Vietnam, Irak, Afganistán, Libia, Siria, Panamá, Nicaragua por medio de los contras… la lista es interminable. Cada una de esas guerras dejó millones de muertos, heridos y desplazados. 

El Pentágono, disfrazado durante décadas de “defensa”, fue en realidad el taller de la destrucción, la fábrica del dolor humano. 

Sus decisiones no se miden en páginas de informes, sino en cadáveres, ciudades arrasadas y países enteros sumidos en el caos.

Y no piensen que se trata de defensa, se trata de la proyección desnuda de un imperio que jamás dudó en imponer su ley con sangre. 

El Pentágono ha sido el cerebro que coordinó la OTAN en sus expansiones, que financió operaciones encubiertas en América Latina, que entrenó ejércitos mercenarios en África, que alimentó dictaduras bajo el disfraz de la democracia. Cada ladrillo, bloque, hierro y piedra cantera de ese edificio está impregnado del dolor que ha causado más allá de sus fronteras.

En tan solo dieciséis meses, con más de quince mil obreros trabajando día y noche, se levantó aquella gigantesca estructura de concreto. Un coloso con forma de estrella mutilada, diseñado para encerrar a decenas de miles de burócratas de uniforme y civiles sometidos a la lógica militar. Desde entonces, su sombra se proyecta no solo sobre Washington, sino sobre continentes enteros.

El 11 de septiembre de 2001, cuando un avión secuestrado se estrelló contra una de sus alas, el mundo vio con claridad que la criatura no era invulnerable. Ese día murieron 184 personas dentro y alrededor del edificio. Pero el Pentágono sobrevivió al impacto, como si el monstruo hubiera recibido apenas un rasguño, dispuesto a seguir dictando guerras y ocupaciones.

Hoy, en 2025, con el regreso oficial al nombre de Departamento de Guerra, la verdad queda desnuda. Ya no hay maquillaje lingüístico posible. El país que presume de su falsa democracia reconoce, con esta decisión, que su verdadera identidad es la de la guerra perpetua.
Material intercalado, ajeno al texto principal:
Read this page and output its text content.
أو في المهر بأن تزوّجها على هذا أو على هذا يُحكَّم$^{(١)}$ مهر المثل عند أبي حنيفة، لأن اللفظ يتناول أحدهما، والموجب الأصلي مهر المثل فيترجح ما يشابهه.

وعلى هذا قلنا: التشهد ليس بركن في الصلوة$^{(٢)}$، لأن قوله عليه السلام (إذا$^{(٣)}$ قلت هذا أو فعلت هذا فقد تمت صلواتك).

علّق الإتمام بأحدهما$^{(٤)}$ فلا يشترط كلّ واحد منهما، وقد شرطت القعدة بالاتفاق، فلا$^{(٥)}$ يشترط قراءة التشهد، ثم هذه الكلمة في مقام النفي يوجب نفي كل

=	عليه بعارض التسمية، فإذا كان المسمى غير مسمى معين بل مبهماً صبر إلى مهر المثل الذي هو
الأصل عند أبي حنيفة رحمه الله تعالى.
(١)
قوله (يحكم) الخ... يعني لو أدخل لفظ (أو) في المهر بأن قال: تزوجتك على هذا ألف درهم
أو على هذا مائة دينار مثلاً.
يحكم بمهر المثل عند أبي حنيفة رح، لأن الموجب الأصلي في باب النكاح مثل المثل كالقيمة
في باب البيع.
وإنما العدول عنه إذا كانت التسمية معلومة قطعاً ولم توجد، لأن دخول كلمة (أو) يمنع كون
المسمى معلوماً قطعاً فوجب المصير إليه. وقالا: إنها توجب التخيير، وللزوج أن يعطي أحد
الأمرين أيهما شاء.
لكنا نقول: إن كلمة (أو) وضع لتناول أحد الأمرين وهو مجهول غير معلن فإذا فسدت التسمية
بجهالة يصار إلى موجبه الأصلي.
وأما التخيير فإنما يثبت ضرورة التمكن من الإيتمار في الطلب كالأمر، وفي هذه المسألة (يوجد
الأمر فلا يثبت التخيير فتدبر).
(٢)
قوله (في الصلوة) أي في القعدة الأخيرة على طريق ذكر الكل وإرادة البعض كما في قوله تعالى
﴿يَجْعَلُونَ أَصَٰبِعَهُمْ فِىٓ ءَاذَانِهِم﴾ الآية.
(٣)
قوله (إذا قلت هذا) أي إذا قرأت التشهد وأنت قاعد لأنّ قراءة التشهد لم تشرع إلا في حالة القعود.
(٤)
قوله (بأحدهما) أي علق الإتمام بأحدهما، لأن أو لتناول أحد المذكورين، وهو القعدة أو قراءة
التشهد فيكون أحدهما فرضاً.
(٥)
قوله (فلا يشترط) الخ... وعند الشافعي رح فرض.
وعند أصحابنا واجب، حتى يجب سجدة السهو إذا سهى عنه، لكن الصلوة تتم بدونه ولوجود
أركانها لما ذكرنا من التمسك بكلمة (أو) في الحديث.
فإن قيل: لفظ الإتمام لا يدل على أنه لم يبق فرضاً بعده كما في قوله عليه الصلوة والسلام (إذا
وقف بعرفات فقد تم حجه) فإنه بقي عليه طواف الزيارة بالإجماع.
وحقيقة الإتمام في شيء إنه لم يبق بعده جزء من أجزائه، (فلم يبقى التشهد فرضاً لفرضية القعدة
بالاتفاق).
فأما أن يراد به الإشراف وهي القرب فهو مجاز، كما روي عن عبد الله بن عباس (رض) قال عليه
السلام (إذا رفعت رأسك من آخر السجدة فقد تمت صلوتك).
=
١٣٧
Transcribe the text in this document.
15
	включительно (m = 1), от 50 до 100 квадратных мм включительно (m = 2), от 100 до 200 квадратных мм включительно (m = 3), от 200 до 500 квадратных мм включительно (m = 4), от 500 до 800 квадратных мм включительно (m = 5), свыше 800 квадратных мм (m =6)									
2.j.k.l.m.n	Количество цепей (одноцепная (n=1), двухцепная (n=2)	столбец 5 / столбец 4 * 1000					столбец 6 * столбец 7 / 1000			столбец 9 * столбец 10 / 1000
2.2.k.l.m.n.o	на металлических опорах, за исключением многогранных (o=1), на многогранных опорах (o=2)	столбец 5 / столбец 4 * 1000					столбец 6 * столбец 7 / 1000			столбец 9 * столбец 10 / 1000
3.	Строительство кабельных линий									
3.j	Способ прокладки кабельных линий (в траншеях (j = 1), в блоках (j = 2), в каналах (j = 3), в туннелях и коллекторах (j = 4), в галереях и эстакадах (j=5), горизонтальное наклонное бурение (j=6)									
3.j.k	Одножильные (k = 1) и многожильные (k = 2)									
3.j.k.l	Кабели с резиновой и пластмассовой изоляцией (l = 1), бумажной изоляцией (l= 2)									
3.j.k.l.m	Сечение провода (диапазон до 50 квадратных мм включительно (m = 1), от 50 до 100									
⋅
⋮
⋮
Pero esa sinceridad brutal encierra un mensaje peligroso: Estados Unidos se asume sin tapujos como un país en pie de guerra permanente. En pleno 2025, con el mundo al borde de nuevas confrontaciones, la señal que envía Washington es de amenaza abierta, de preparación bélica sin disimulo. El monstruo ya no esconde sus garras: ahora las muestra con orgullo.

Ese edificio de hormigón y pasillos interminables es la máquina de guerra más costosa de la historia de la humanidad. 
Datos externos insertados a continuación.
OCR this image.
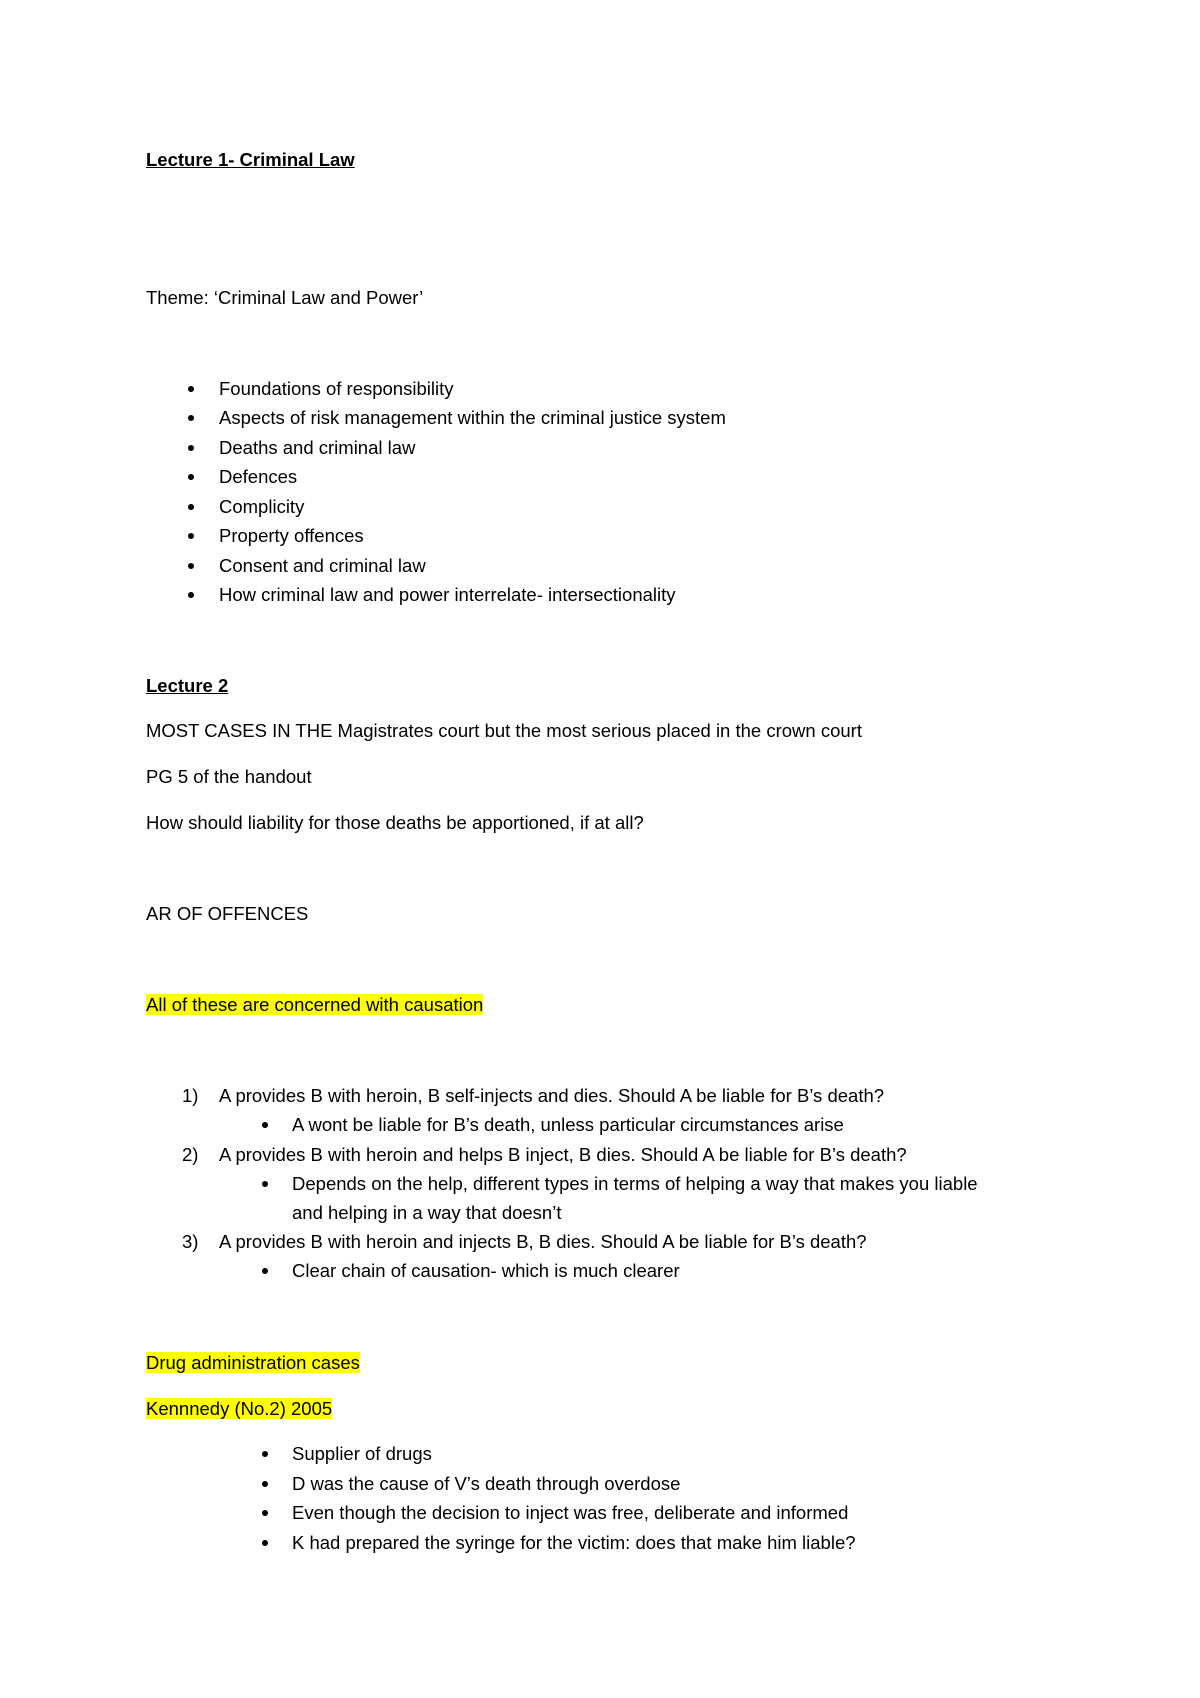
Lecture 1- Criminal Law
Theme: ‘Criminal Law and Power’
Foundations of responsibility
Aspects of risk management within the criminal justice system
Deaths and criminal law
Defences
Complicity
Property offences
Consent and criminal law
How criminal law and power interrelate- intersectionality
Lecture 2
MOST CASES IN THE Magistrates court but the most serious placed in the crown court
PG 5 of the handout
How should liability for those deaths be apportioned, if at all?
AR OF OFFENCES
All of these are concerned with causation
1) A provides B with heroin, B self-injects and dies. Should A be liable for B’s death?
A wont be liable for B’s death, unless particular circumstances arise
2) A provides B with heroin and helps B inject, B dies. Should A be liable for B’s death?
Depends on the help, different types in terms of helping a way that makes you liable
and helping in a way that doesn’t
3) A provides B with heroin and injects B, B dies. Should A be liable for B’s death?
Clear chain of causation- which is much clearer
Drug administration cases
Kennnedy (No.2) 2005
Supplier of drugs
D was the cause of V’s death through overdose
Even though the decision to inject was free, deliberate and informed
K had prepared the syringe for the victim: does that make him liable?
Su sola existencia recuerda, en la mente de la gente, que la paz siempre estará en riesgo mientras el Pentágono respire.

El cambio de nombre ordenado por Trump tampoco es ni ingenuo ni inocente. 
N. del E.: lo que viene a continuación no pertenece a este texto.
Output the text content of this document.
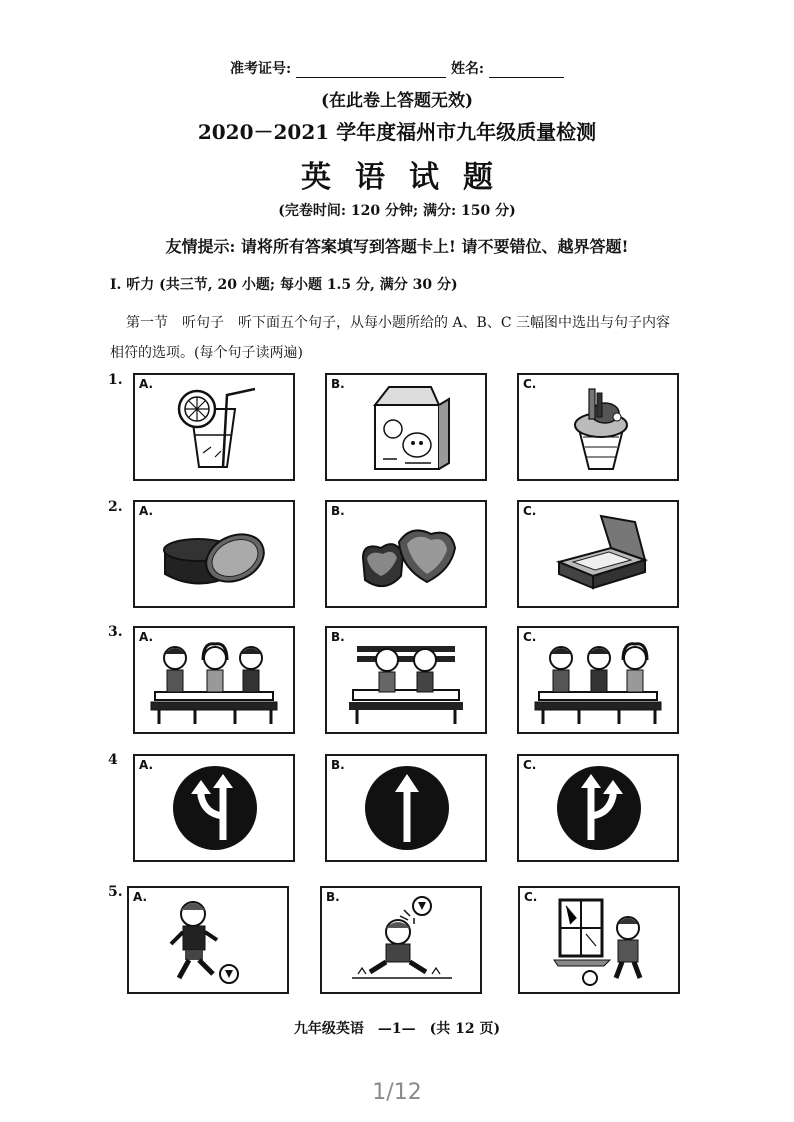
准考证号:	姓名:
(在此卷上答题无效)
2020－2021 学年度福州市九年级质量检测
英语试题
(完卷时间: 120 分钟; 满分: 150 分)
友情提示: 请将所有答案填写到答题卡上! 请不要错位、越界答题!
I. 听力 (共三节, 20 小题; 每小题 1.5 分, 满分 30 分)
第一节　听句子　听下面五个句子，从每小题所给的 A、B、C 三幅图中选出与句子内容
相符的选项。(每个句子读两遍)
1.
2.
3.
4
5.
A.	B.	C.
A.	B.	C.
A.	B.	C.
A.	B.	C.
A.	B.	C.
九年级英语　—1—　(共 12 页)
1/12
Al bautizarlo de nuevo como Departamento de Guerra, intenta proyectar fuerza en un momento en que Estados Unidos ya no impone el rumbo del planeta como antes. Sus palabras buscan revestirse de poder, pero en realidad son patadas de ahogado en un escenario que cambia a toda velocidad. China, Rusia, Corea del Norte, Irán y Nicaragua, junto a otros pueblos rebeldes, están abriendo paso a un nuevo orden mundial. Frente a esa realidad, el monstruo del Pentágono puede renombrarse como quiera, pero su tiempo de dictar unilateralmente la historia se está acabando.